According to the Harvard Business Review psychological and physical problems of burned out employees cost an estimated $125 billion to $190 billion in healthcare spending, and drive lower productivity, higher turnover, and loss of talent.

Given the already severe shortage of security experts, burnout caused by alert overload hitting the SOC is rapidly becoming an industry crisis. Nearly half of the respondents reported an unsustainable SOC analyst turnover rate of up to 25%.

And, here’s the punch line. According to CriticalStart’s survey, the rising alert volume is 50% or higher false positives. That’s right, we are burning out our scarcest security resources chasing shadows—a complete waste of time.

So what are we doing to address the crisis?

Over half the respondents said their primary approach was to tune specific alerting features — essentially turning up the squelch dial — 39% say they ignore certain alerts, some shut off noisy tools, and others try to hire more analysts to keep up.

This recalls Henry Ford’s famous if erroneous quote, “If I had asked people what they wanted, they would have said faster horses.”
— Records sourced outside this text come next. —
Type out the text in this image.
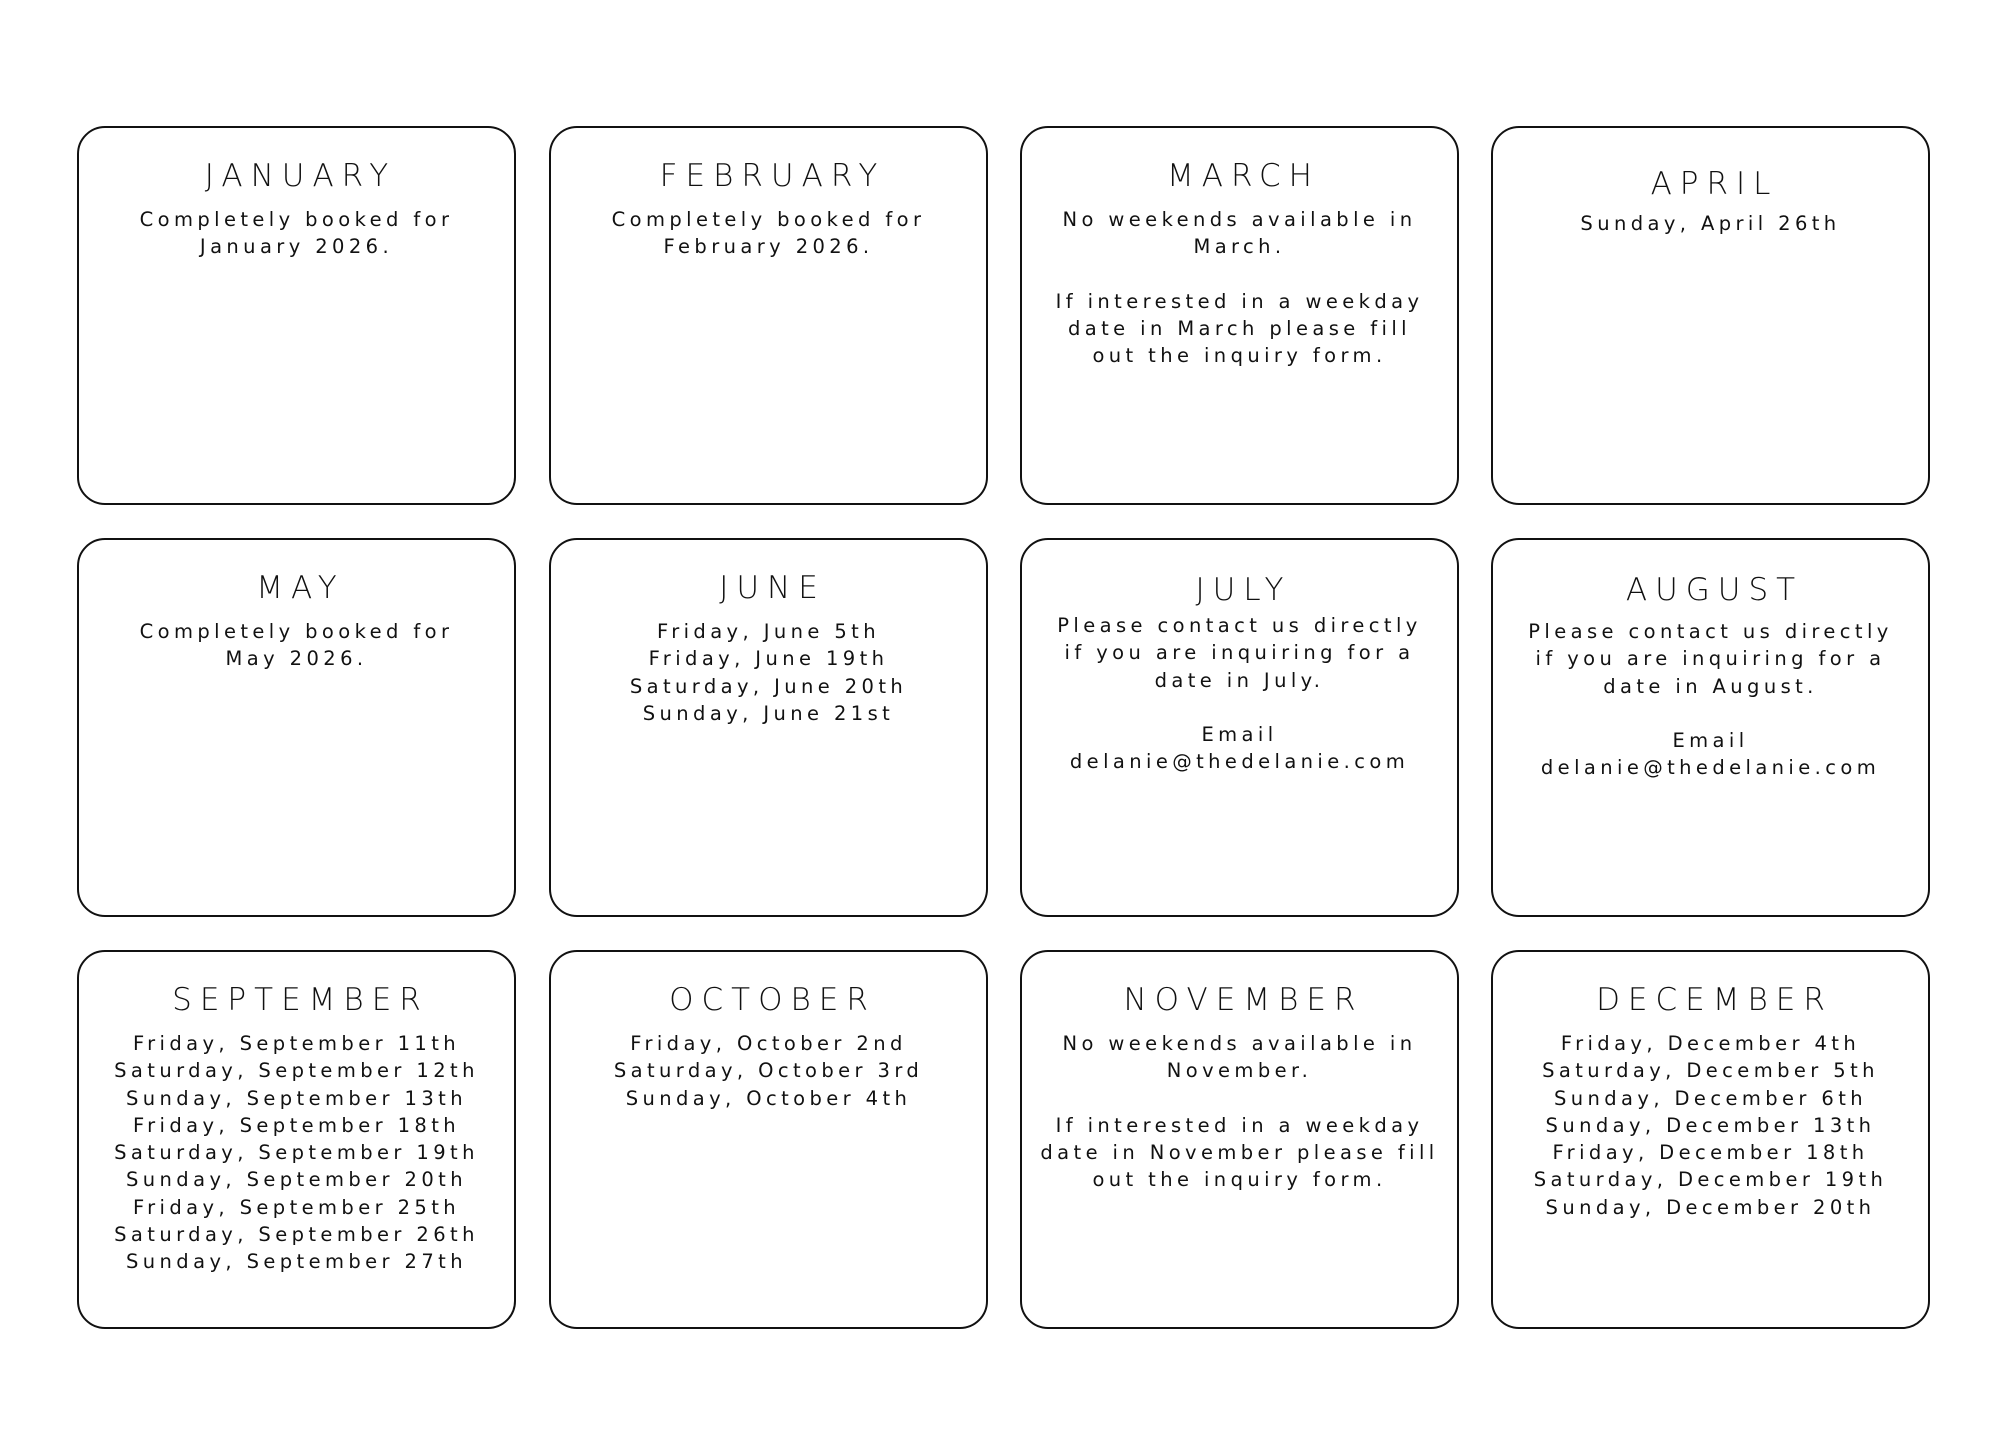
JANUARY
Completely booked for
January 2026.
FEBRUARY
Completely booked for
February 2026.
MARCH
No weekends available in
March.
If interested in a weekday
date in March please fill
out the inquiry form.
APRIL
Sunday, April 26th
MAY
Completely booked for
May 2026.
JUNE
Friday, June 5th
Friday, June 19th
Saturday, June 20th
Sunday, June 21st
JULY
Please contact us directly
if you are inquiring for a
date in July.
Email
delanie@thedelanie.com
AUGUST
Please contact us directly
if you are inquiring for a
date in August.
Email
delanie@thedelanie.com
SEPTEMBER
Friday, September 11th
Saturday, September 12th
Sunday, September 13th
Friday, September 18th
Saturday, September 19th
Sunday, September 20th
Friday, September 25th
Saturday, September 26th
Sunday, September 27th
OCTOBER
Friday, October 2nd
Saturday, October 3rd
Sunday, October 4th
NOVEMBER
No weekends available in
November.
If interested in a weekday
date in November please fill
out the inquiry form.
DECEMBER
Friday, December 4th
Saturday, December 5th
Sunday, December 6th
Sunday, December 13th
Friday, December 18th
Saturday, December 19th
Sunday, December 20th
Silencing alerts, hiring more analysts, or pushing ourselves to analyze more alerts per day is the equivalent of whipping horses to make them run faster. We need a new approach to threat detection. One that creates only high-fidelity alerts—and damn few of them.

Deception technology does exactly this. Alerts generated by a properly configured,  high-quality deception platform, like Illusive Networks, are solely the result of malevolent actors doing something they have no right to do – unauthorized access of information, using stolen credentials, attempting lateral movement, and more. These alerts are not the result of an estimate, a likelihood, a possibility, or a normal action being misinterpreted. Setting off a deception alert requires specific intent and specific action.

For SOC analysts, an alert from a tripped deception means GAME ON!

We also need to provide our SOC analysts with tools to quickly locate and mitigate real attacks, preferably in real time before serious damage is done—providing them detailed, actionable information so they can spend their time on analysis rather than searching for information.

Ensuring only efficient, accurate, early, and noiseless threat detection, and richly detailed live forensic data is the vision that created Illusive Networks, and it remains our North Star.